Les premières images nous entraînent des chaînes montagneuses qui au nord marquent la frontière avec la Chine vers le delta du Fleuve Rouge.

Ici, depuis des temps immémoriaux, l’homme, pour subsister, s’acharne à domestiquer le cours des eaux, des digues gigantesques aux plus infimes levées de terre. Berceau de l’âme vietnamienne, c’est derrière la haie de bambou du village que s’est écrite l’histoire du peuple viet et de ses royaumes.

Après s’être libéré de 2 000 ans d’occupation chinoise, et avoir connu dix siècles de souveraineté nationale, les vietnamiens sont à nouveau envahis à partir de 1860, avec le débarquement de marins français. Quarante ans plus tard, un régime colonial s’installe. Le Vietnam, le Cambodge et le Laos deviennent l’Indochine française.

Convaincus des vertus civilisatrices de leur modèle de colonisation, les Français, tout en s’adonnant aux charmes équivoques de l’exotisme tropical, se découvrent bâtisseurs, archéologues, administrateurs, défricheurs . Ils ne perçoivent pas même la vacuité de la cour impériale, le désespoir populaire et bientôt les premières révoltes.

Dès les années 1930, la France célèbre avec l’Indochine son empire colonial, le 2e au monde par sa puissance. A peine 20 000 français s’assurent un pouvoir presque sans partage sur 20 millions de vietnamiens, cambodgiens et laotiens.

Avec l’effondrement de la lointaine métropole en 1940, puis l’invasion des troupes japonaises, le destin de la colonie bascule. Le 9 mars 1945, les forces nipponnes décapitent l’administration. Les Vietnamiens, conduits par le front vietminh et le vieux révolutionnaire Ho Chi Minh, saisissent enfin l’occasion favorable pour se soulever.

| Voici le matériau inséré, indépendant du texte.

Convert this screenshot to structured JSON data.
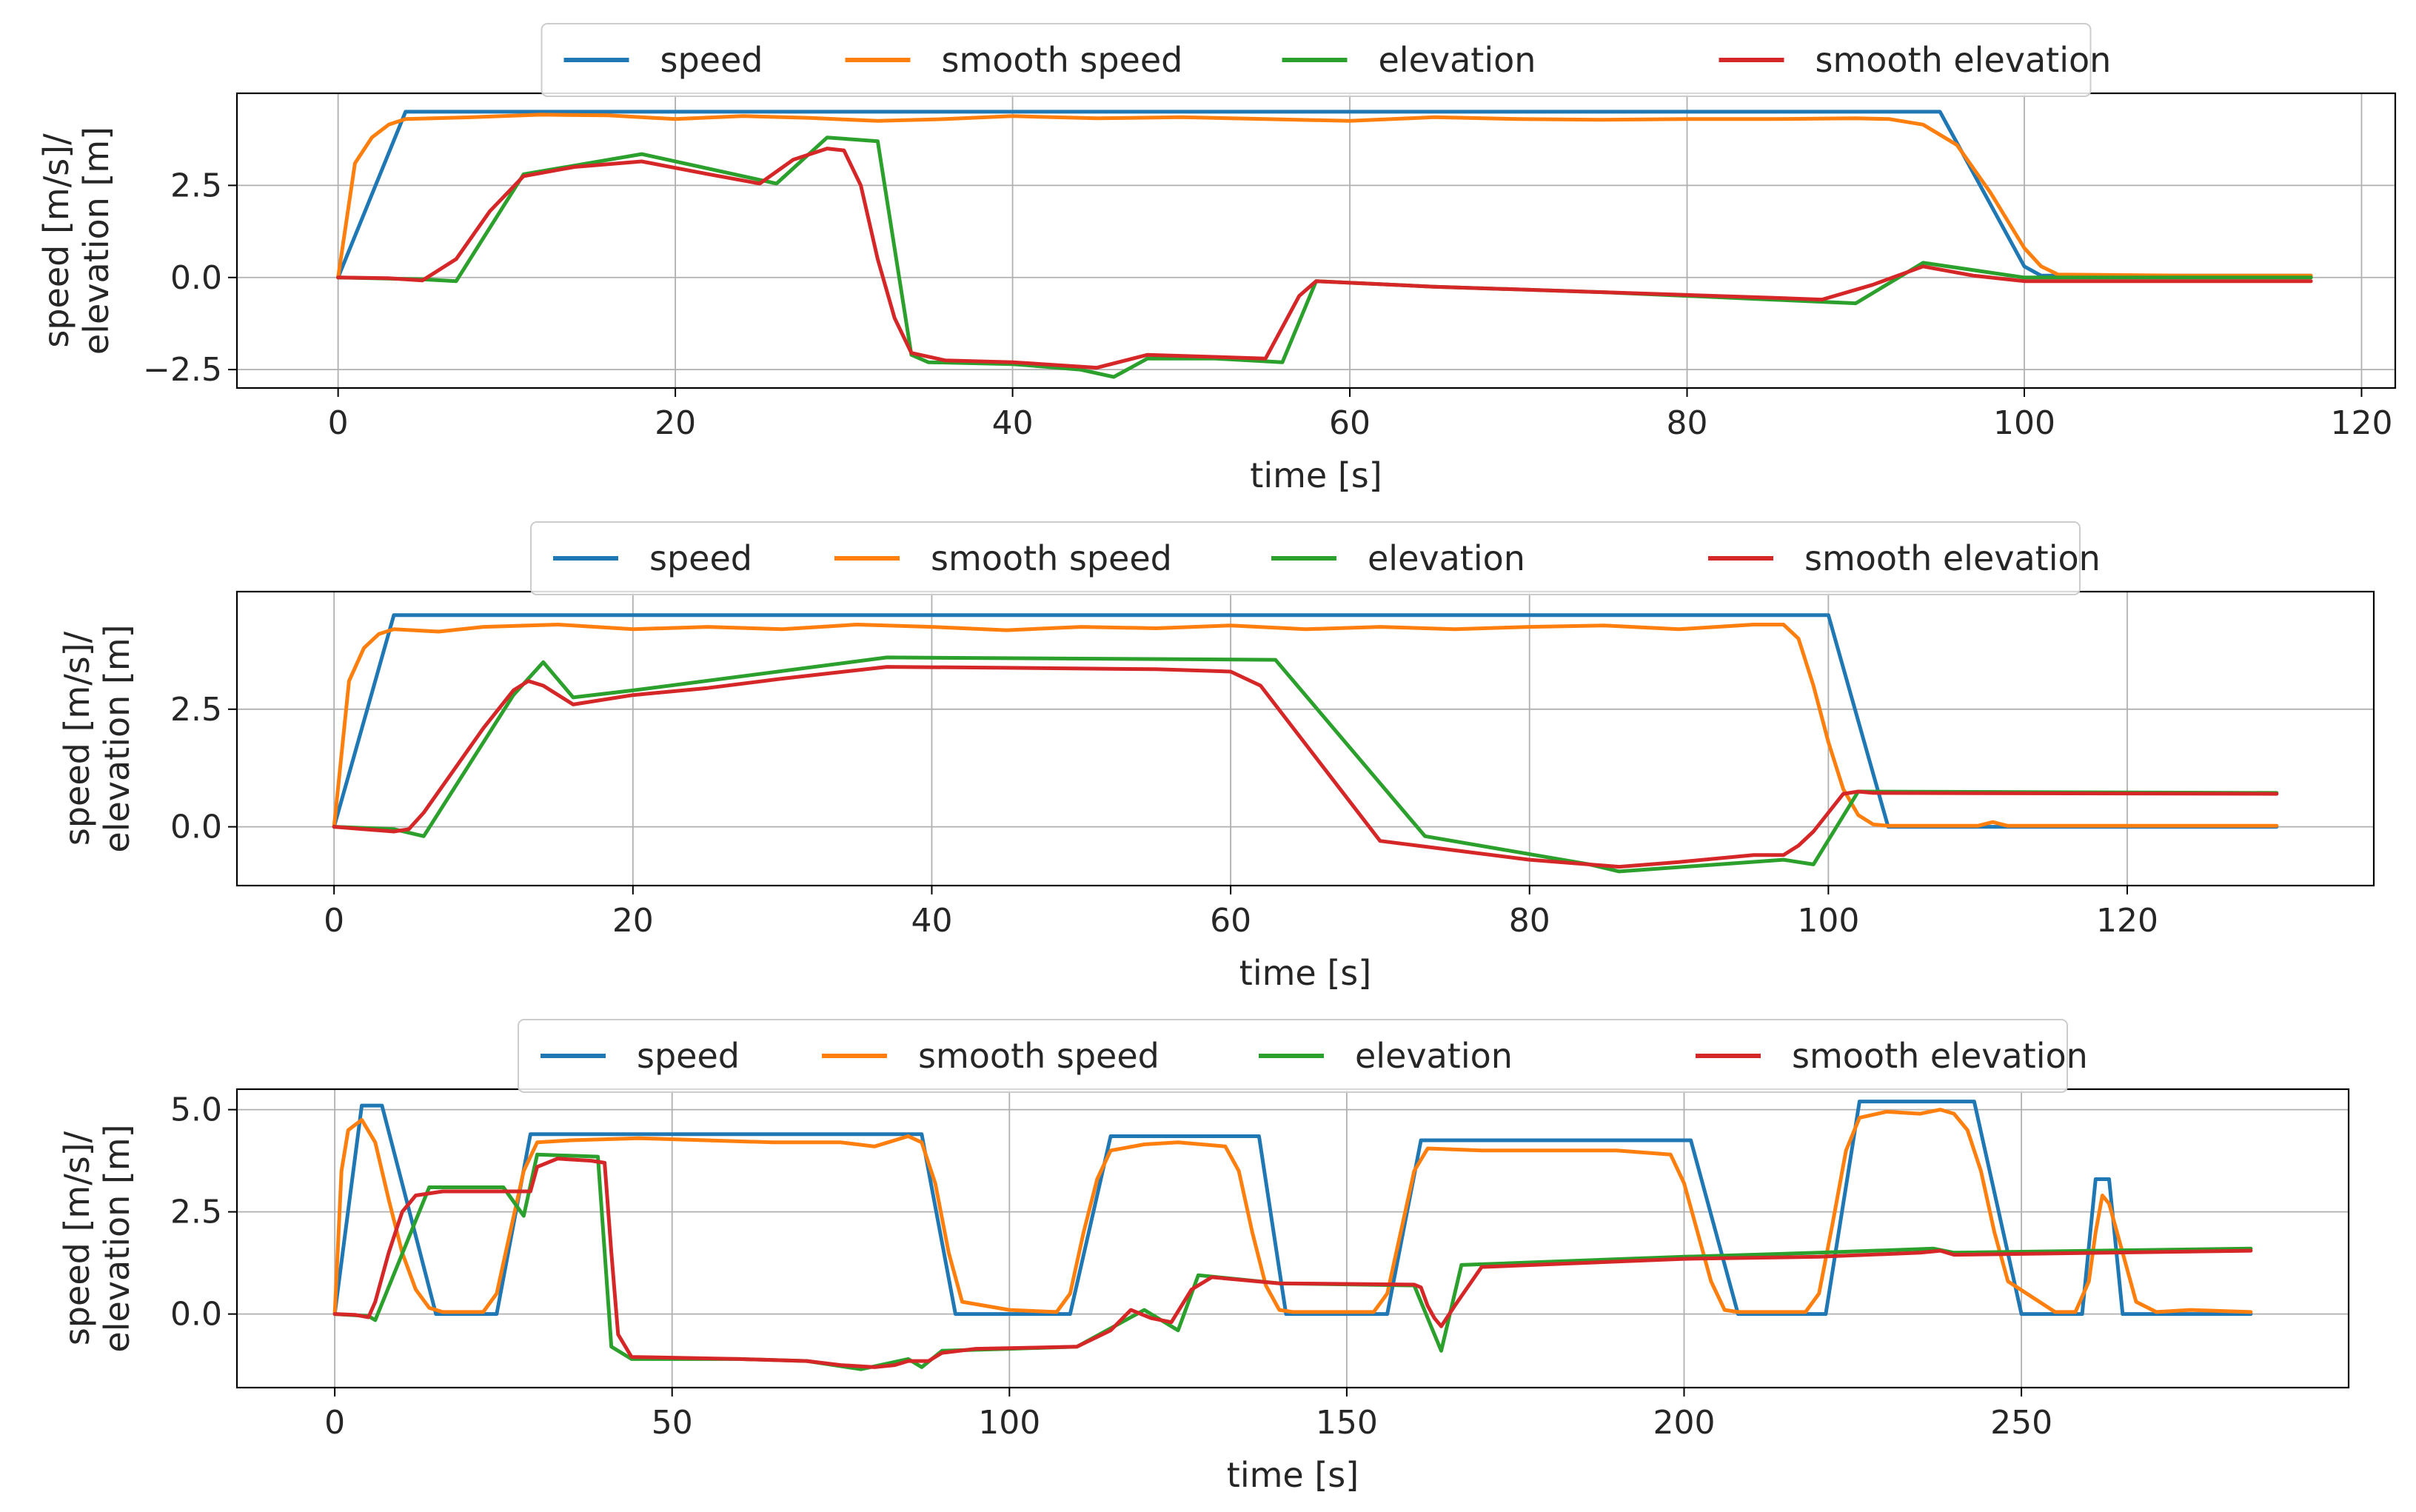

Le 2 septembre 1945, la République du Vietnam est proclamée à Hanoï. Profondément marquée par sa défaite, la France, avant toute négociation, entend d’abord rétablir sa souveraineté, gage de sa grandeur passée. Le 19 décembre 1946, une longue guerre se déclenche. D’un conflit colonial, elle devient bientôt un des enjeux de la guerre froide jusqu’à la chute du camp retranché de Dien Bien Phu, en mai 1954, qui sonne le glas de près d’un siècle de présence française et voit le Vietnam coupé en deux.

Sans plus attendre, hantés par la propagation du communisme, les Américains prennent le relais. À coup de guerres électroniques, de tonnes de bombes au napalm, de milliers de litres de défoliant et surtout de centaines de millions de dollars, l’US Army tente, sans succès, de faire ployer le nord Vietnam.

Elle se retire en 1970 et en avril 1975, les troupes du Nord investissent Saïgon, la capitale du Sud, mettant ainsi fin à ce long Nam Tien, la Marche vers le Sud, débutée dans les montagnes du Nord des siècles plus tôt…

 

 

Fruit de dix ans de recherche, L’Empire du milieu du sud retrace la fascinante et douloureuse histoire du Vietnam, de l’aventure coloniale française à la chute de Saigon et à la fuite des américains.

Ce n’est pas seulement un film sur ce pays, mais également un film sur les raisons qui conduisent les peuples à proclamer « plus jamais ça, plus jamais la guerre ».

Construit à partir d’archives exceptionnelles recueillies aux quatre coins du monde, et souvent inédites, le film est illustré par des textes puisés dans le répertoire littéraire vietnamien (Nguyen Trai, Nguyen Du, Bao Ninh…) et français (André Malraux, Albert de Pouvourville, Marguerite Duras…), ainsi que des lettres de soldats américains.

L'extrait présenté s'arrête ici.